RECHTBANK ARNHEM
Sector bestuursrecht
tussenuitspraak ingevolge artikel 8:80a van de Algemene wet bestuursrecht (Awb)
inzake
[naam], eiser,
wonende te [woonplaats], vertegenwoordigd door mr. L. Veenstra, advocaat te Arnhem,
het college van burgemeester en wethouders van de gemeente Ede, verweerder.
1. Aanduiding bestreden besluit
Besluit van verweerder van 7 februari 2011.
2.1. Verweerder heeft bij besluit van 24 september 2010 de bijstand van eiser over de periode van 1 juli 2003 tot en met 8 juli 2010 ingetrokken en de over de periode van 1 juli 2003 tot en met 30 juni 2010 gemaakte kosten van bijstand tot een bedrag van € 87.559,42 van eiser teruggevorderd.
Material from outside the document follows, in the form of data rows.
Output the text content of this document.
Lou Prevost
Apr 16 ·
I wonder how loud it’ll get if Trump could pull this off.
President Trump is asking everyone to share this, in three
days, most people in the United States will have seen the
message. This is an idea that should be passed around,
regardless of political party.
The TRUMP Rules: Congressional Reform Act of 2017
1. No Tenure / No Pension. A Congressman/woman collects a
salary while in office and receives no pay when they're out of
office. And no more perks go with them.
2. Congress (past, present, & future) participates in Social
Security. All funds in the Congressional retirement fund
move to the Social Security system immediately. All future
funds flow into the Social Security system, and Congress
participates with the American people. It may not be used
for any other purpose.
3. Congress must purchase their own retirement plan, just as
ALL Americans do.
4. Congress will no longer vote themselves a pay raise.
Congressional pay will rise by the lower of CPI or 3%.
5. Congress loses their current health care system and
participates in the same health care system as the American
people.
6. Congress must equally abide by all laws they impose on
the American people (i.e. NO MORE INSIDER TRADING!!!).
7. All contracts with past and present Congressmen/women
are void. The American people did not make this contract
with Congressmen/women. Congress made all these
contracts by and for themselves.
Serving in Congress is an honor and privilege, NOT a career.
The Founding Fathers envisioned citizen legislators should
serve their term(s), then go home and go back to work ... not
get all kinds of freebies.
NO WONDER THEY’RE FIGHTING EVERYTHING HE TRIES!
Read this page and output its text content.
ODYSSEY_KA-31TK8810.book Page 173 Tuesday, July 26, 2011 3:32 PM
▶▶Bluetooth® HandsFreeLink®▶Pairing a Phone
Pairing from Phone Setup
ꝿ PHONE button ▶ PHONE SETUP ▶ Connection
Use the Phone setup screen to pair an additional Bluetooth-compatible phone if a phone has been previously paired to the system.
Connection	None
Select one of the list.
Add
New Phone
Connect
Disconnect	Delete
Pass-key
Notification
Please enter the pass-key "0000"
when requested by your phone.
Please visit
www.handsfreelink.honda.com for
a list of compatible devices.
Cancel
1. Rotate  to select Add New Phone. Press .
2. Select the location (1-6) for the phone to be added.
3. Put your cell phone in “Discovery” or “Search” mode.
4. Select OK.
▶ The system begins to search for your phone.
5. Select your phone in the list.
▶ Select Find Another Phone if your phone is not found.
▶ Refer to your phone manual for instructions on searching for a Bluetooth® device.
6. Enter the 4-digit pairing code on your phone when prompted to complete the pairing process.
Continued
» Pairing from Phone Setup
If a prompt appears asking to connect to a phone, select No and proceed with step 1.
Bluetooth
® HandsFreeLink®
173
2.2. Bij het in rubriek 1 aangeduide besluit heeft verweerder het bezwaar tegen het besluit van 24 september 2010 ongegrond verklaard en dit besluit gehandhaafd.
2.3. Tegen het bestreden besluit is beroep ingesteld. Verweerder heeft een verweerschrift ingediend. Naar deze en de overige door partijen ingebrachte stukken wordt hier kortheidshalve verwezen.
2.4. Het onderzoek ter zitting van de meervoudige kamer van de rechtbank heeft plaatsgevonden op 17 augustus 2011. Eiser is verschenen, bijgestaan door mr. Veenstra. Verweerder heeft zich laten vertegenwoordigen door A. Brouwer, werkzaam bij de gemeente Ede.
3.1. De rechtbank gaat uit van de volgende feiten en omstandigheden.
3.2. Eiser ontving gedurende de periode van 4 juli 1997 tot en met 8 juli 2010, met een onderbreking in 2002, bijstand naar de norm voor een alleenstaande, laatstelijk ingevolge de Wet werk en bijstand (Wwb).
3.3. Naar aanleiding van een belastingsignaal dat eiser op zijn ABN-AMRO-bankrekening met nummer 46.07.42.469 op 31 december 2007 over een saldo van € 8.907,-- beschikte, heeft verweerder een onderzoek ingesteld naar de rechtmatigheid van de aan eiser verleende bijstand. In het kader van dit onderzoek is onder meer dossieronderzoek verricht, zijn de Rijksdienst voor het wegverkeer, de Kamer van Koophandel en internet geraadpleegd, zijn vragen aan de Belastingdienst gesteld, zijn de verbruiksgegevens van eiser bij Nuon en Vitens opgevraagd, heeft eiser de door verweerder gevraagde bankafschriften overgelegd, en is eiser op 2 december 2009 en 14 april 2010 gehoord. De bevindingen van dat onderzoek zijn neergelegd in een rapport van 29 juni 2010. De onderzoeksresultaten zijn voor verweerder aanleiding geweest om het onder 2.1 genoemde besluit van 24 september 2010 te nemen.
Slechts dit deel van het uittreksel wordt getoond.